À Versailles tout est calme. Le soir du 14 juillet, le roi se couche après avoir écrit dans son carnet : « 14, rien. », car il n’a pas chassé. Les nouvelles ne parviennent pas vite à Versailles. On lui annonce que les Parisiens marchent sur la Bastille. Eh bien ! Qu’elle se défende ! On en reparlera demain. Le roi s’endort paisiblement. Comment pourrait-il deviner que, plus tard, la chute de la vieille et orgueilleuse Bastille deviendra le symbole de la victoire du peuple et de la chute de la monarchie ? Il est réveillé en sursaut. Le grand maître de sa garde-robe, le duc de La Rochefoucauld-Liancourt, arrive dans sa chambre, à son chevet.

« – Sire, la Bastille est prise.

– Prise ? », demande Louis XVI mal réveillé.

« – Oui, Sire, par le peuple. Le gouverneur a été assassiné. On porte sa tête sur une pique par toute la ville.

– Mais c’est une révolte ?

– Non, Sire, c’est une révolution ! »

Apprenant la nouvelle, le roi accepte de renvoyer les troupes des gardes suisses et prussiennes qu’il a concentrées autour de Paris et d’aller vers le peuple. Le 15 juillet, il prend soin de nommer La Fayette commandant générale de la Garde nationale et Bailli – maire de Paris. Le 16 juillet, il rappelle Necker. Le 17 juillet, le peuple se réunit devant l’Hôtel de Ville. La Fayette a demandé à ses troupes de porter la cocarde tricolore qu’il vient d’imaginer : le bleu et rouge, couleurs de Paris, entourant le blanc de royauté (ces couleurs deviendront celles du drapeau français). La foule est nombreuse, bruyante. Soudain, le silence se fait : voici le roi ! Aussitôt qu’il arrive, Bailly, le maire de Paris, lui remet les clefs de la ville, en lui disant : « Sire, Henri IV avait reconquis son peuple. Aujourd’hui, le peuple a reconquis son rois ». Le roi prend la cocarde tricolore et salué par la foule, la met sur son chapeau. Dès le lendemain de cette scène de fraternisation autour de la cocarde tricolore devant l’Hôtel de Ville de Paris, les aristocrates commencent à émigrer.
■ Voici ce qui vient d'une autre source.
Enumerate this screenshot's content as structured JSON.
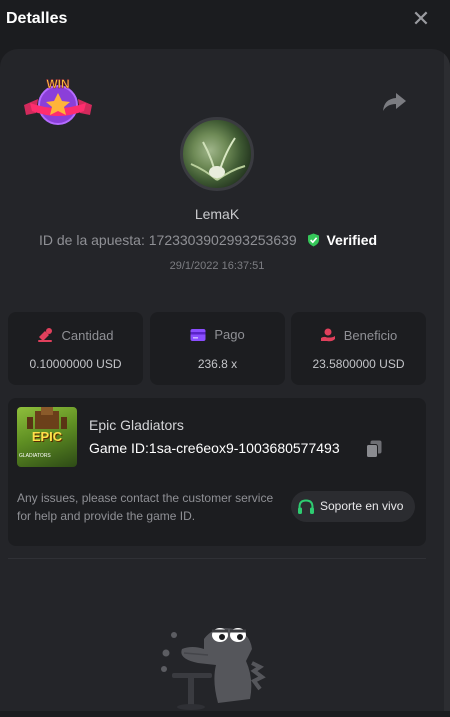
{
  "header": {
    "title": "Detalles"
  },
  "bet": {
    "username": "LemaK",
    "id_label": "ID de la apuesta:",
    "id_value": "1723303902993253639",
    "verified": "Verified",
    "date": "29/1/2022 16:37:51",
    "badge_text": "WIN"
  },
  "stats": [
    {
      "label": "Cantidad",
      "value": "0.10000000 USD",
      "icon": "coins-icon",
      "color": "#e0405c"
    },
    {
      "label": "Pago",
      "value": "236.8 x",
      "icon": "card-icon",
      "color": "#8a4dff"
    },
    {
      "label": "Beneficio",
      "value": "23.5800000 USD",
      "icon": "hand-coin-icon",
      "color": "#e0405c"
    }
  ],
  "game": {
    "name": "Epic Gladiators",
    "id_label": "Game ID:",
    "id_value": "1sa-cre6eox9-1003680577493",
    "thumb_title": "EPIC",
    "thumb_sub": "GLADIATORS",
    "issues_text": "Any issues, please contact the customer service for help and provide the game ID.",
    "support_label": "Soporte en vivo"
  },
  "colors": {
    "accent_green": "#2ecc71",
    "verified_green": "#35c759",
    "background": "#1b1c1f",
    "panel": "#242529"
  }
}
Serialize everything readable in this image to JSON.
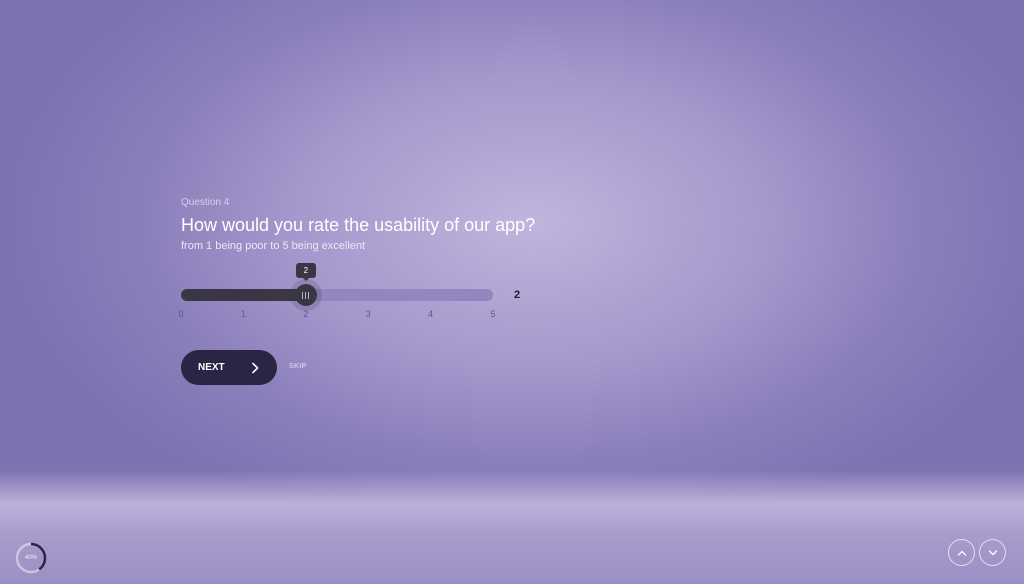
{
  "question": {
    "number_label": "Question 4",
    "title": "How would you rate the usability of our app?",
    "subtitle": "from 1 being poor to 5 being excellent"
  },
  "slider": {
    "min": 0,
    "max": 5,
    "value": 2,
    "value_text": "2",
    "ticks": [
      "0",
      "1",
      "2",
      "3",
      "4",
      "5"
    ]
  },
  "actions": {
    "next_label": "NEXT",
    "skip_label": "SKIP"
  },
  "progress": {
    "percent": 40,
    "label": "40%"
  },
  "icons": {
    "next": "chevron-right-icon",
    "previous_question": "chevron-up-icon",
    "next_question": "chevron-down-icon"
  },
  "colors": {
    "background": "#a598cc",
    "button": "#2a2545",
    "slider_fill": "#3a3646"
  }
}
1 Qui sont sortis du droit chemin, délinquants.

2 Sa famille a émigré en Russie. Son descendant, Vadim Delaunay, né à Moscou en 1957 et mort à Paris en 1983, était un poète et dissident russe. Le 25 août 1968, Vadim Delaunay a participé à une manifestation sur la place Rouge, contre l’écrasement du Printemps de Prague, lors de l’invasion de la Tchécoslovaquie par les troupes du Pacte de Varsovie, ce qui a conduit à son arrestation. En 1973, il a émigré en France.

3 Place de Grève, aujourd’hui place de l’Hôtel de Ville.

4 Michelet, Histoire de la Révolution française.

5 Sur cet espace avait été installé un trône le 26 juillet 1660 pour l’entrée solennelle dans Paris de Louis XIV et de Marie-Thérèse d’Autriche, revenant de Saint-Jean-de-Luz après leur mariage. D’où son premier nom de place du Trône. Elle fut rebaptisée place du Trône-Renversé après le 10 août 1792.Aujourd’hui place de la Nation.